Cardiac death caused by commotio cordis is potentially preventable. If sudden cardiac arrest occurs, an immediate and appropriate response may, in many cases, save a young player's life.  Automatic external defibrillators (AEDs) are becoming more prevalent in the sports world at athletic complexes and certainly in police patrol cars and emergency medical vehicles.  The use of an AED, along with CPR, has become a standard first step in treating cardiac arrest (called the cardiac chain of survival).

If no AED is available near the affected child the emergency medical care system should be activated by calling 911 to get an AED to the athlete's side as soon as possible (ideally within 3 minutes).

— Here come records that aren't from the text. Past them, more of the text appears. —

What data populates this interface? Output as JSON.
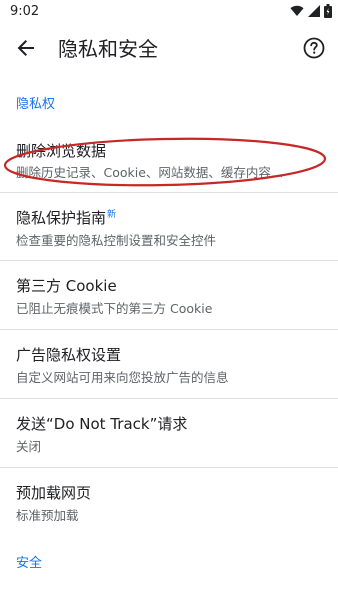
{
  "status": {
    "time": "9:02"
  },
  "header": {
    "title": "隐私和安全"
  },
  "sections": {
    "privacy": "隐私权",
    "security": "安全"
  },
  "items": [
    {
      "title": "删除浏览数据",
      "subtitle": "删除历史记录、Cookie、网站数据、缓存内容…"
    },
    {
      "title": "隐私保护指南",
      "badge": "新",
      "subtitle": "检查重要的隐私控制设置和安全控件"
    },
    {
      "title": "第三方 Cookie",
      "subtitle": "已阻止无痕模式下的第三方 Cookie"
    },
    {
      "title": "广告隐私权设置",
      "subtitle": "自定义网站可用来向您投放广告的信息"
    },
    {
      "title": "发送“Do Not Track”请求",
      "subtitle": "关闭"
    },
    {
      "title": "预加载网页",
      "subtitle": "标准预加载"
    }
  ],
  "colors": {
    "accent": "#1a73e8",
    "annotation": "#c62828"
  }
}
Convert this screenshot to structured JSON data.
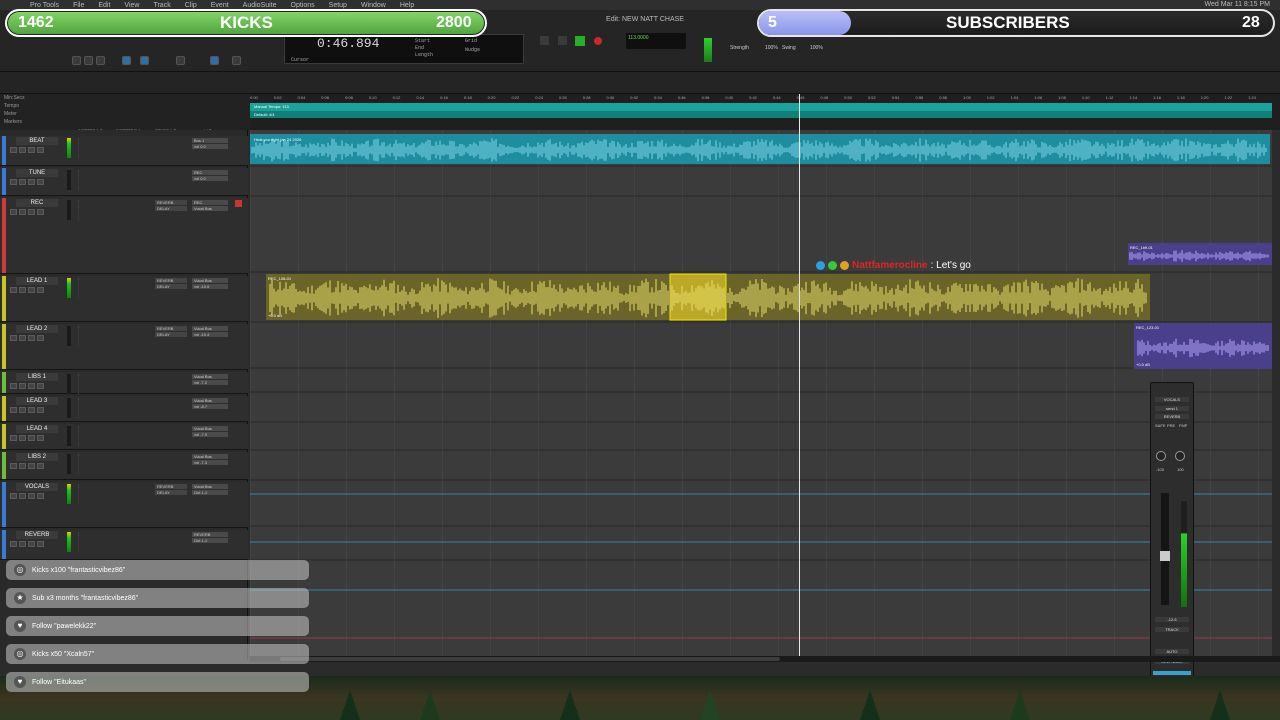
{
  "menubar": {
    "items": [
      "Pro Tools",
      "File",
      "Edit",
      "View",
      "Track",
      "Clip",
      "Event",
      "AudioSuite",
      "Options",
      "Setup",
      "Window",
      "Help"
    ],
    "clock": "Wed Mar 11 8:15 PM"
  },
  "window": {
    "title": "Edit: NEW NATT CHASE"
  },
  "transport": {
    "counter_main": "0:46.894",
    "start_label": "Start",
    "end_label": "End",
    "length_label": "Length",
    "cursor_label": "Cursor",
    "grid_label": "Grid",
    "nudge_label": "Nudge",
    "tempo_value": "113.0000",
    "strength_label": "Strength",
    "strength_value": "100%",
    "swing_label": "Swing",
    "swing_value": "100%"
  },
  "overlay": {
    "kicks_count": "1462",
    "kicks_label": "KICKS",
    "kicks_goal": "2800",
    "kicks_progress": 0.522,
    "subs_count": "5",
    "subs_label": "SUBSCRIBERS",
    "subs_goal": "28",
    "subs_progress": 0.179
  },
  "ruler": {
    "rows": [
      "Min:Secs",
      "Tempo",
      "Meter",
      "Markers"
    ],
    "tempo_text": "Manual Tempo: 113",
    "meter_text": "Default: 4/4",
    "ticks": [
      "0:00",
      "0:02",
      "0:04",
      "0:06",
      "0:08",
      "0:10",
      "0:12",
      "0:14",
      "0:16",
      "0:18",
      "0:20",
      "0:22",
      "0:24",
      "0:26",
      "0:28",
      "0:30",
      "0:32",
      "0:34",
      "0:36",
      "0:38",
      "0:40",
      "0:42",
      "0:44",
      "0:46",
      "0:48",
      "0:50",
      "0:52",
      "0:54",
      "0:56",
      "0:58",
      "1:00",
      "1:02",
      "1:04",
      "1:06",
      "1:08",
      "1:10",
      "1:12",
      "1:14",
      "1:16",
      "1:18",
      "1:20",
      "1:22",
      "1:24"
    ]
  },
  "track_headers": {
    "inserts_ae": "INSERTS A-E",
    "inserts_fj": "INSERTS F-J",
    "sends": "SENDS A-E",
    "io": "I / O"
  },
  "tracks": [
    {
      "name": "BEAT",
      "color": "#3a7bd5",
      "sends": [
        "",
        ""
      ],
      "io": [
        "Bus 1",
        "vol 0.0"
      ],
      "level": true
    },
    {
      "name": "TUNE",
      "color": "#3a7bd5",
      "sends": [
        "",
        ""
      ],
      "io": [
        "REC",
        "vol 0.0"
      ],
      "level": false
    },
    {
      "name": "REC",
      "color": "#d13a3a",
      "sends": [
        "REVERB",
        "DELAY"
      ],
      "io": [
        "REC",
        "Vocal Bus"
      ],
      "level": false
    },
    {
      "name": "LEAD 1",
      "color": "#c7c42b",
      "sends": [
        "REVERB",
        "DELAY"
      ],
      "io": [
        "Vocal Bus",
        "vol -10.6"
      ],
      "level": true
    },
    {
      "name": "LEAD 2",
      "color": "#c7c42b",
      "sends": [
        "REVERB",
        "DELAY"
      ],
      "io": [
        "Vocal Bus",
        "vol -10.4"
      ],
      "level": false
    },
    {
      "name": "LIBS 1",
      "color": "#6bbd3a",
      "sends": [
        "",
        ""
      ],
      "io": [
        "Vocal Bus",
        "vol -7.2"
      ],
      "level": false
    },
    {
      "name": "LEAD 3",
      "color": "#c7c42b",
      "sends": [
        "",
        ""
      ],
      "io": [
        "Vocal Bus",
        "vol -8.7"
      ],
      "level": false
    },
    {
      "name": "LEAD 4",
      "color": "#c7c42b",
      "sends": [
        "",
        ""
      ],
      "io": [
        "Vocal Bus",
        "vol -7.0"
      ],
      "level": false
    },
    {
      "name": "LIBS 2",
      "color": "#6bbd3a",
      "sends": [
        "",
        ""
      ],
      "io": [
        "Vocal Bus",
        "vol -7.3"
      ],
      "level": false
    },
    {
      "name": "VOCALS",
      "color": "#3a7bd5",
      "sends": [
        "REVERB",
        "DELAY"
      ],
      "io": [
        "Vocal Bus",
        "Out 1-2"
      ],
      "level": true
    },
    {
      "name": "REVERB",
      "color": "#3a7bd5",
      "sends": [
        "",
        ""
      ],
      "io": [
        "REVERB",
        "Out 1-2"
      ],
      "level": true
    }
  ],
  "clips": {
    "beat": "Heat you right (an 24 2026",
    "rec_a": "REC_1bfl-01",
    "rec_b": "REC_1bl-01",
    "lead": "REC_108-01",
    "lead_b": "REC_123-01",
    "lead_gain": "+0.0 dB",
    "vol_gain": "+0.0 dB"
  },
  "chat": {
    "username": "Nattfamerocline",
    "message": ": Let's go"
  },
  "mixer": {
    "track": "VOCALS",
    "insert": "send 1",
    "send": "REVERB",
    "buttons": [
      "SAFE",
      "PRE",
      "FMP"
    ],
    "pan_values": [
      "-100",
      "100"
    ],
    "output": "Vocal Bus",
    "volume": "-12.6",
    "label_track": "TRACK",
    "label_auto": "AUTO",
    "name_bottom": "NEW NAME"
  },
  "alerts": [
    {
      "icon": "kick-icon",
      "text": "Kicks x100 \"frantasticvibez86\""
    },
    {
      "icon": "star-icon",
      "text": "Sub x3 months \"frantasticvibez86\""
    },
    {
      "icon": "heart-icon",
      "text": "Follow \"pawelekk22\""
    },
    {
      "icon": "kick-icon",
      "text": "Kicks x50 \"Xcaln57\""
    },
    {
      "icon": "heart-icon",
      "text": "Follow \"Eitukaas\""
    }
  ],
  "colors": {
    "accent_green": "#4fa23c",
    "subs_fill": "#8b95ea",
    "beat_clip": "#1e8da0",
    "lead_clip": "#6b6428",
    "rec_clip": "#4a3f8a",
    "playhead": "#e8e8e8"
  }
}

Baseball coaches should be routinely reminded to have a fully functional mobile phone, pre-programed with emergency medical care access numbers (e.g. ICE or In Case of Emergency) programmed and available at every youth baseball and softball game and practice in the event of a medical emergency.

Source: American Academy of Pediatrics Council on Sports Medicine and Fitness, Baseball and Softball Policy Statement (doi 10.1542/peds 2011-3593)(www.pediatrics.org/cgi/doi/10.1542/peds2011-3593 (accessed February 27, 2012).